Because this plan is maintained by Ford restaurant group, Inc.., a corporation in the General Business industry, determine who handles the plan’s recordkeeping—this may be outsourced to firms like Fidelity, Vanguard, or ADP. That information will inform where the draft QDRO must be submitted.

Step 2: Gather Required Details

  • Legal names and addresses of both spouses
  • Social Security numbers (submitted confidentially)
  • Exact plan name: Ford Restaurant Group Retirement Savings Plan
  • Employer’s full name: Ford restaurant group, Inc..
  • Plan Number and EIN (must be obtained from the plan sponsor or administrator)

Step 3: Define the Division Formula

Common options include:

  • Percentage-based: For example, 50% of the account balance as of the date of divorce
  • Dollar amount: For example, $100,000 from the 401(k) account
  • Time rule formula: A prorated portion based on the length of marriage compared to employment

Step 4: Address Plan-Specific Features

Clearly state how to handle unvested employer contributions, loans, pending contributions, and types of funds (Roth or traditional). Plans like the Ford Restaurant Group Retirement Savings Plan may require special handling depending on how their internal accounts are structured.

Step 5: Submission and Approval

Once the QDRO is drafted, it must be submitted to the court for signature, and then sent to the plan administrator for review and implementation. Many plans—including those in the General Business industry—have a pre-approval process, which lets you correct any issues before final court filing. At PeacockQDROs, we always check for preapproval to save time and avoid costly mistakes.

Common Mistakes to Avoid

  • Failing to name the plan correctly (must state: Ford Restaurant Group Retirement Savings Plan)
  • Leaving out Roth vs. traditional distinctions
  • Not specifying how loans or unvested funds are handled
  • Using outdated or incorrect plan documentation

Check out our full guide on common QDRO mistakes to avoid these and other costly errors.

Why Work with PeacockQDROs

Many firms will draft your QDRO and send you on your way. Not us. At PeacockQDROs, we’ve completed thousands of QDROs from start to finish. That means we don’t just draft the order and leave you to figure out the rest. We handle the drafting, preapproval (if applicable), court filing, submission, and follow-up with the plan administrator. That’s what sets us apart from firms that only prepare the document and hand it off to you.

We maintain near-perfect reviews and pride ourselves on a track record of doing things the right way. Whether you’re dealing with a 401(k) plan, military retirement, or a government pension, QDROs are all we do.

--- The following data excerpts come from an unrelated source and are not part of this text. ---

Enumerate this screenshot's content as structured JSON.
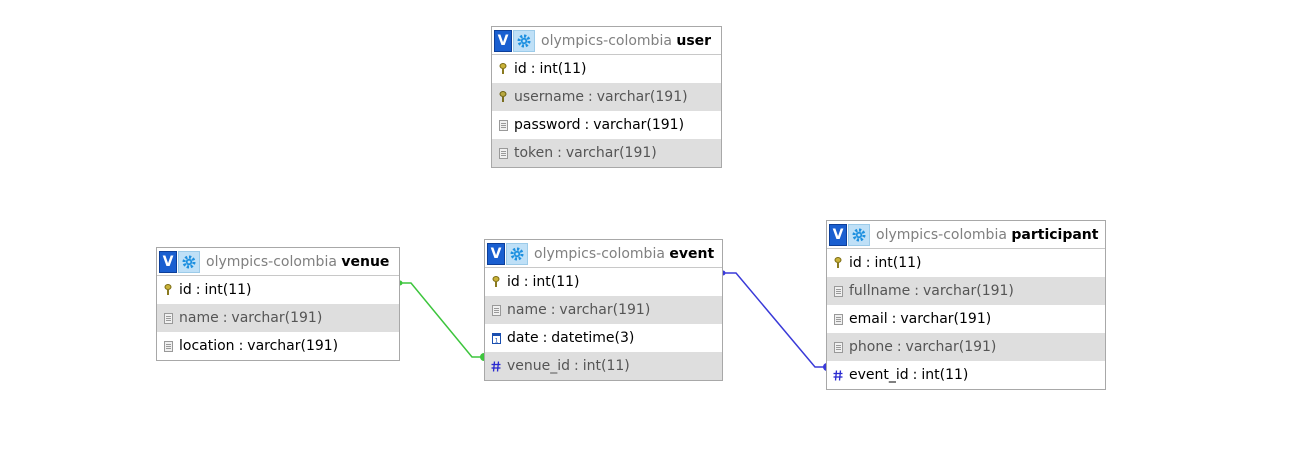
{
  "colors": {
    "venue_event_link": "#3dc53d",
    "event_participant_link": "#3a3ad8",
    "v_button": "#1a5fd0",
    "row_alt": "#dedede"
  },
  "tables": {
    "user": {
      "schema": "olympics-colombia",
      "name": "user",
      "columns": [
        {
          "name": "id",
          "type": "int(11)",
          "icon": "primary-key-icon"
        },
        {
          "name": "username",
          "type": "varchar(191)",
          "icon": "unique-key-icon"
        },
        {
          "name": "password",
          "type": "varchar(191)",
          "icon": "text-column-icon"
        },
        {
          "name": "token",
          "type": "varchar(191)",
          "icon": "text-column-icon"
        }
      ]
    },
    "venue": {
      "schema": "olympics-colombia",
      "name": "venue",
      "columns": [
        {
          "name": "id",
          "type": "int(11)",
          "icon": "primary-key-icon"
        },
        {
          "name": "name",
          "type": "varchar(191)",
          "icon": "text-column-icon"
        },
        {
          "name": "location",
          "type": "varchar(191)",
          "icon": "text-column-icon"
        }
      ]
    },
    "event": {
      "schema": "olympics-colombia",
      "name": "event",
      "columns": [
        {
          "name": "id",
          "type": "int(11)",
          "icon": "primary-key-icon"
        },
        {
          "name": "name",
          "type": "varchar(191)",
          "icon": "text-column-icon"
        },
        {
          "name": "date",
          "type": "datetime(3)",
          "icon": "calendar-icon"
        },
        {
          "name": "venue_id",
          "type": "int(11)",
          "icon": "hash-icon"
        }
      ]
    },
    "participant": {
      "schema": "olympics-colombia",
      "name": "participant",
      "columns": [
        {
          "name": "id",
          "type": "int(11)",
          "icon": "primary-key-icon"
        },
        {
          "name": "fullname",
          "type": "varchar(191)",
          "icon": "text-column-icon"
        },
        {
          "name": "email",
          "type": "varchar(191)",
          "icon": "text-column-icon"
        },
        {
          "name": "phone",
          "type": "varchar(191)",
          "icon": "text-column-icon"
        },
        {
          "name": "event_id",
          "type": "int(11)",
          "icon": "hash-icon"
        }
      ]
    }
  },
  "relations": [
    {
      "from": "venue.id",
      "to": "event.venue_id"
    },
    {
      "from": "event.id",
      "to": "participant.event_id"
    }
  ],
  "buttons": {
    "v_label": "V"
  },
  "separator": ":"
}
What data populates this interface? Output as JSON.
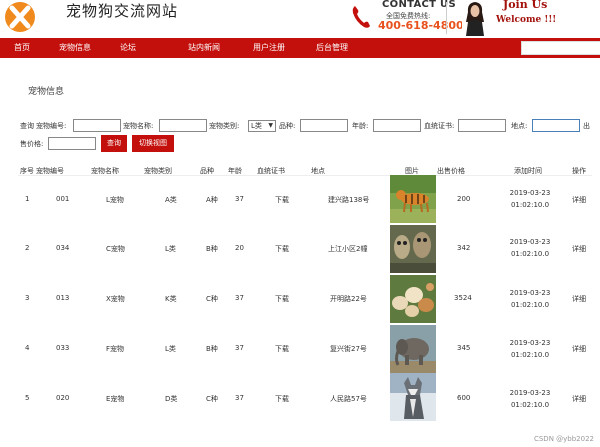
{
  "header": {
    "site_title": "宠物狗交流网站",
    "contact_title": "CONTACT US",
    "contact_sub": "全国免费热线:",
    "contact_phone": "400-618-4800",
    "join": "Join Us",
    "welcome": "Welcome !!!"
  },
  "nav": {
    "items": [
      "首页",
      "宠物信息",
      "论坛",
      "站内新闻",
      "用户注册",
      "后台管理"
    ]
  },
  "section_title": "宠物信息",
  "filters": {
    "query_label": "查询",
    "pet_id_label": "宠物编号:",
    "pet_name_label": "宠物名称:",
    "pet_type_label": "宠物类别:",
    "pet_type_value": "L类",
    "breed_label": "品种:",
    "age_label": "年龄:",
    "pedigree_label": "血统证书:",
    "location_label": "地点:",
    "price_label_1": "出",
    "price_label_2": "售价格:",
    "search_button": "查询",
    "switch_view_button": "切换视图"
  },
  "table": {
    "headers": [
      "序号",
      "宠物编号",
      "宠物名称",
      "宠物类别",
      "品种",
      "年龄",
      "血统证书",
      "地点",
      "图片",
      "出售价格",
      "添加时间",
      "操作"
    ],
    "rows": [
      {
        "idx": "1",
        "id": "001",
        "name": "L宠物",
        "type": "A类",
        "breed": "A种",
        "age": "37",
        "cert": "下载",
        "location": "建兴路138号",
        "price": "200",
        "date": "2019-03-23",
        "time": "01:02:10.0",
        "action": "详细"
      },
      {
        "idx": "2",
        "id": "034",
        "name": "C宠物",
        "type": "L类",
        "breed": "B种",
        "age": "20",
        "cert": "下载",
        "location": "上江小区2幢",
        "price": "342",
        "date": "2019-03-23",
        "time": "01:02:10.0",
        "action": "详细"
      },
      {
        "idx": "3",
        "id": "013",
        "name": "X宠物",
        "type": "K类",
        "breed": "C种",
        "age": "37",
        "cert": "下载",
        "location": "开明路22号",
        "price": "3524",
        "date": "2019-03-23",
        "time": "01:02:10.0",
        "action": "详细"
      },
      {
        "idx": "4",
        "id": "033",
        "name": "F宠物",
        "type": "L类",
        "breed": "B种",
        "age": "37",
        "cert": "下载",
        "location": "复兴街27号",
        "price": "345",
        "date": "2019-03-23",
        "time": "01:02:10.0",
        "action": "详细"
      },
      {
        "idx": "5",
        "id": "020",
        "name": "E宠物",
        "type": "D类",
        "breed": "C种",
        "age": "37",
        "cert": "下载",
        "location": "人民路57号",
        "price": "600",
        "date": "2019-03-23",
        "time": "01:02:10.0",
        "action": "详细"
      }
    ]
  },
  "watermark": "CSDN @ybb2022",
  "colors": {
    "brand_red": "#c3100c",
    "contact_orange": "#e8521f",
    "join_red": "#a3120c"
  },
  "images": [
    "tiger-photo",
    "owls-photo",
    "sheep-photo",
    "elephant-photo",
    "wolf-photo"
  ]
}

Need timelines? Learn the five factors that determine how long QDROs take.

Conclusion

The Ford Restaurant Group Retirement Savings Plan is just like any other 401(k) in that it requires careful handling in divorce—but its features, like possible loan balances, employer contributions, and multiple account types, add layers of complexity. A clear, well-drafted QDRO is the only way to make sure you get your fair share and protect your tax position going forward.

If your divorce was in California, New York, New Jersey, Connecticut, Kansas, Missouri, Iowa, or North Dakota, and you have questions about qualified domestic relations orders or dividing retirement assets like the Ford Restaurant Group Retirement Savings Plan, contact PeacockQDROs. We specialize in QDROs and have successfully processed thousands of orders from start to finish.

Get the answers you need—explore our QDRO resources or reach out for personalized help if you’re in one of our service states.